Incidentally, it was also one of those days when, post-Ganesh-Chaturthi-celebrations, the pratima or murti of the Elephant-headed God was to be immersed in water. The process – which entails an elaborate, colourful and noisy, overall exuberant procession – is known as Visarjan. The word is an antonym of sarjan (a variant of srijan) – the Sanskrit term for creation. As such, it may roughly be translated into English as dissolution – an apt substitute in my opinion, as the clay murti of the God literally dissolves into the water – typically that of a river, in which it is duly immersed, following a sacred ritual at the very end of the celebratory procession.
Varuna, the Vedic god of waters, and Indra, the Lord of the gods – the Vedic divinity controlling the clouds – seemed to have colluded with each other on that particular day to bring about the heavy downpour, of which mention has been made earlier, causing the dark waters of the river Kaveri to swell.
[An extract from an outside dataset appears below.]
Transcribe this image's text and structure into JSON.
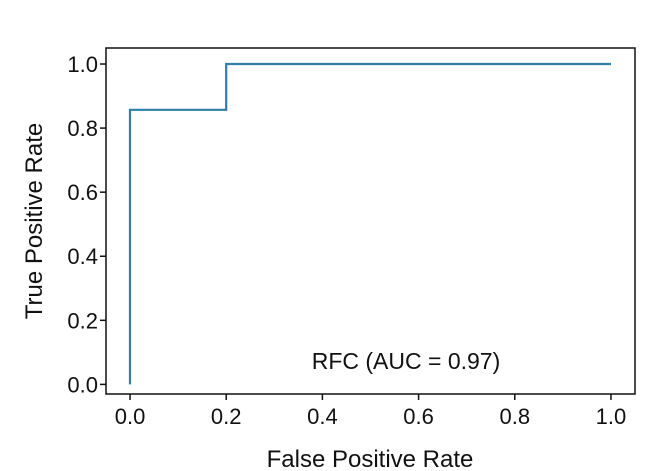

It seemed that this was done with a mind to mete out poetic justice to this special occasion where water must be available aplenty, to see to it that the Visarjan is well done. It was thus that Vinayaka, the Beloved Ganapati, the Lord Leader of the masses, was welcomed on his way back to the Unmanifest by the twin Vedic deities who oversaw the ephemeral stay of the Lord in the plane of the manifest. It was as if the Indra-Varuna duo had taken it upon themselves to oversee the Lord’s safe transit from the mundane human plane to a plane beyond. Who else could claim the role of overseers of such divine transit but these gods, for they are, after all, situated midway between this earthly plane and the Abode of the Immortal, the Eternal.
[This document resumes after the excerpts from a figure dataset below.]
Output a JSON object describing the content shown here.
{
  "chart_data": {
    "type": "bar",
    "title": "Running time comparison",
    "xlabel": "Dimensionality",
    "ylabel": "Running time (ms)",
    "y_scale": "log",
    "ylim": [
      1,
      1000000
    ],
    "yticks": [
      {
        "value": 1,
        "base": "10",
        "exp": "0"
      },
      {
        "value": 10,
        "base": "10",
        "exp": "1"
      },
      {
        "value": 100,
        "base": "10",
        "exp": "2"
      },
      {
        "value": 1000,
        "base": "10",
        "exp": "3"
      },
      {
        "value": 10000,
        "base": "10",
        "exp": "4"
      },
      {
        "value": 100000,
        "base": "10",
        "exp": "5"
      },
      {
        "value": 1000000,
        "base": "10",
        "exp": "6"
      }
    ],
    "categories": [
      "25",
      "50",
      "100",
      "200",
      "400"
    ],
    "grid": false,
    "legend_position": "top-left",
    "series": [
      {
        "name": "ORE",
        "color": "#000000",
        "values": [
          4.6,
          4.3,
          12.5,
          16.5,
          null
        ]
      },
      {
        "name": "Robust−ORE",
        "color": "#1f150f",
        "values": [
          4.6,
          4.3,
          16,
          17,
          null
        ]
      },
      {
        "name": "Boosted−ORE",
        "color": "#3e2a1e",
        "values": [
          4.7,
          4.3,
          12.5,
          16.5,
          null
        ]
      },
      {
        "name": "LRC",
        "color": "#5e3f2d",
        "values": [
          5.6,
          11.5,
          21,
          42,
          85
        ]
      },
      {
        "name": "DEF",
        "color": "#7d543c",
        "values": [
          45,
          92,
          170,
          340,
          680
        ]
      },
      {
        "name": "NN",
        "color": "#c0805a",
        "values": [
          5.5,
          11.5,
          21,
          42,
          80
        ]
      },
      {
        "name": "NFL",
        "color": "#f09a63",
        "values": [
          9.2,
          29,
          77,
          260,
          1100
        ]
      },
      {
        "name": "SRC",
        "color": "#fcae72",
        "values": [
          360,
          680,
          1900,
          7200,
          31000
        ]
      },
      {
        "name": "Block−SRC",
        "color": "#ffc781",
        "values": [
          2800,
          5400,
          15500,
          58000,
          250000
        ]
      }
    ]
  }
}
To serve the Lord – and to serve him well, Varuna had transformed himself into arrows made of icy cold droplets of water, while Indra took his great bow of many colours – the Indradhanush – up in his hand. The humans, on their turn, tried their best to perform the duties ascribed to a good mortal. Being the pagans that they are, being the lovers and worshipers of all Nature, of the sacred cosmos, of the mysterious but manifest universe that they are, the humans tried to save the Crowned Head of Ganesha from Varuna’s passionate arrows shot down from the sky by the reverent Indra, who meant no harm but, out of reverence, wished to expedite the process of the Lord’s dissolution into the five elements and beyond. Humans, acting within the means available to them, held sprawling umbrellas over His manifest form. Thus the various expressions of bhakti from gods and men came into direct clash with each other: such overzealous bhakta-s – devotees – they all are. The Lord smiled, a most resplendent and indulgent smile, upon all his subjects – man and god alike – from within His manifest, serenely handsome murti, the lotus palm of His Right Hand stretched out in a gesture of bestowing divine blessings, prosperity and protection from vighna-s, i.e. any disruption whatsoever. After all, it is not for no reason that the Lord is known by the name Vighnaharta – the destroyer of impediments. As Lord Protector, He let each of his devotees play out their part in His Cosmic Play, guaranteeing that their individual parts, though they may contradict each other, be played out well, freely, and without interruption. The order of balance was thus maintained by Him in the perfect chaos.
Being intimately familiar with chaos in this way, knowing what chaos truly is, and dwelling in chaos all through their lives as one lives with a cranky parent/spouse/sibling, still going about doing one’s daily chores unperturbed, no Hindu god nor any Hindu mortal was ever known to be weary or fearful of chaos.